For the full experimental setup, please visit https://github.com/robertcsordas/moe.

A fast Triton based implementation is avaliable under the directory triton_src. However it requrest PyTorch 2.1 and Triton 2.1. The minimal supported compute capability is 7.0 (Volta). Due to a known bug in Triton (triton-lang/triton#2377), it is ~1.5x slower on Volta than it should be. Even with this bug, it is faster than the CUDA implementation.

Works on any CUDA compatible GPU (them minimal tested version was Pascal) and most of the recent PyTorch releases. However it is significantly slower than the Triton implementation, and it lacks TensorCore support. It can be found in the cuda_src folder.

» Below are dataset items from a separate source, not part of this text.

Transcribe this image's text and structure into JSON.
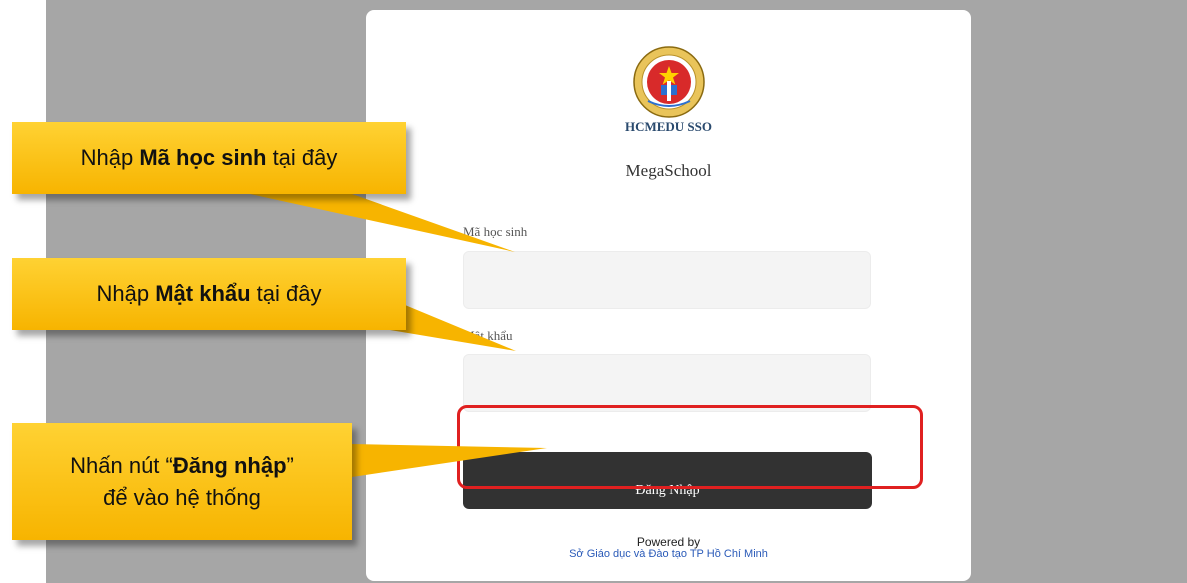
{
  "login": {
    "brand": "HCMEDU SSO",
    "app_name": "MegaSchool",
    "student_id_label": "Mã học sinh",
    "password_label": "Mật khẩu",
    "submit_label": "Đăng Nhập",
    "powered_by": "Powered by",
    "provider": "Sở Giáo dục và Đào tạo TP Hồ Chí Minh",
    "logo_icon": "hcm-department-of-education-emblem-icon",
    "logo_ring_text": "GIÁO DỤC VÀ ĐÀO TẠO"
  },
  "callouts": {
    "student_id": {
      "pre": "Nhập ",
      "bold": "Mã học sinh",
      "post": " tại đây"
    },
    "password": {
      "pre": "Nhập ",
      "bold": "Mật khẩu",
      "post": " tại đây"
    },
    "login": {
      "pre": "Nhấn nút “",
      "bold": "Đăng nhập",
      "post": "”",
      "line2": "để vào hệ thống"
    }
  },
  "colors": {
    "callout": "#f7b400",
    "highlight": "#e02020",
    "button": "#323232",
    "backdrop": "#a6a6a6"
  }
}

Currently, torch.compile is supported with the Triton implementation, but it requires at least PyTorch 2.2.0-dev (nighly). It also breaks the grap. The PyTorch team is actively working on resolving the remaining issues: pytorch/pytorch#115344.

from moe_layer import MoE

The signature of the init function is as follows:

def __init__(self, dmodel: int, n_experts: int, expert_size: int, k: int,
                dropout: float = 0, selection_mode: str = "sigmoid",
                activation_after_topk: bool = False,
                activation=F.relu,
                bias: bool = False, v_dim: Optional[int] = None,
                sinkhorn_n_iters: int = 3, expert_dropout: float = 0.0,
                weight_std_scale: float = 1.0):

The meaning of the arguments:

• dmodel - the number of channels for the input of the layer (same as the output if no v_dim is specified)
• n_experts - number of experts
• expert_size - the size of a single expert
• k - the number of experts active in a single forward pass
• dropout - standard dropout on the up-projection part
• selection_mode - "softmax", "sigmoid" or "sinkmoid". Sinkmoid is Sinkhorn during training and sigmoid during inference, like in S-BASE.
• activation_after_topk - set true to apply the activation function for the selection logic after the top-k. Needed e.g. for "Sparsely Gated Mixtures of Experts"-style MoE
• activation - the activation function
• bias - whether it has bias
• v_dim - the number of channels in the output. If None, the same as dmodel.
• sinkhorn_n_iters - number of Sinkhorn iterations for sinkmoid selection mode
• expert_dropout - the amount of expert dropout. 0.05 works well.
• weight_std_scale - the scaling of the initial weights. Use 1.0 for post-layernorm and $\sqrt{\frac{2}{n_{layers}}}$ for pre-layernorm. If used, use the same scaling for the attention layers as well.

The signature of the forward function:

def forward(self, input: torch.Tensor) -> Tuple[torch.Tensor, torch.Tensor]

The forward pass returns a tuple: (output, entropy regularization loss). The regularization loss should be added to the main loss after multiplying it by a positive factor (typically around 0.001 works well).

The CUDA kernel compiles automatically when the constructor of the layer is called.

from moe_layer import MoE

sigma_moe = MoE(d_model, n_experts, expert_size, k).cuda()
out, loss = sigma_moe(x)

A simple example can be found in example.py.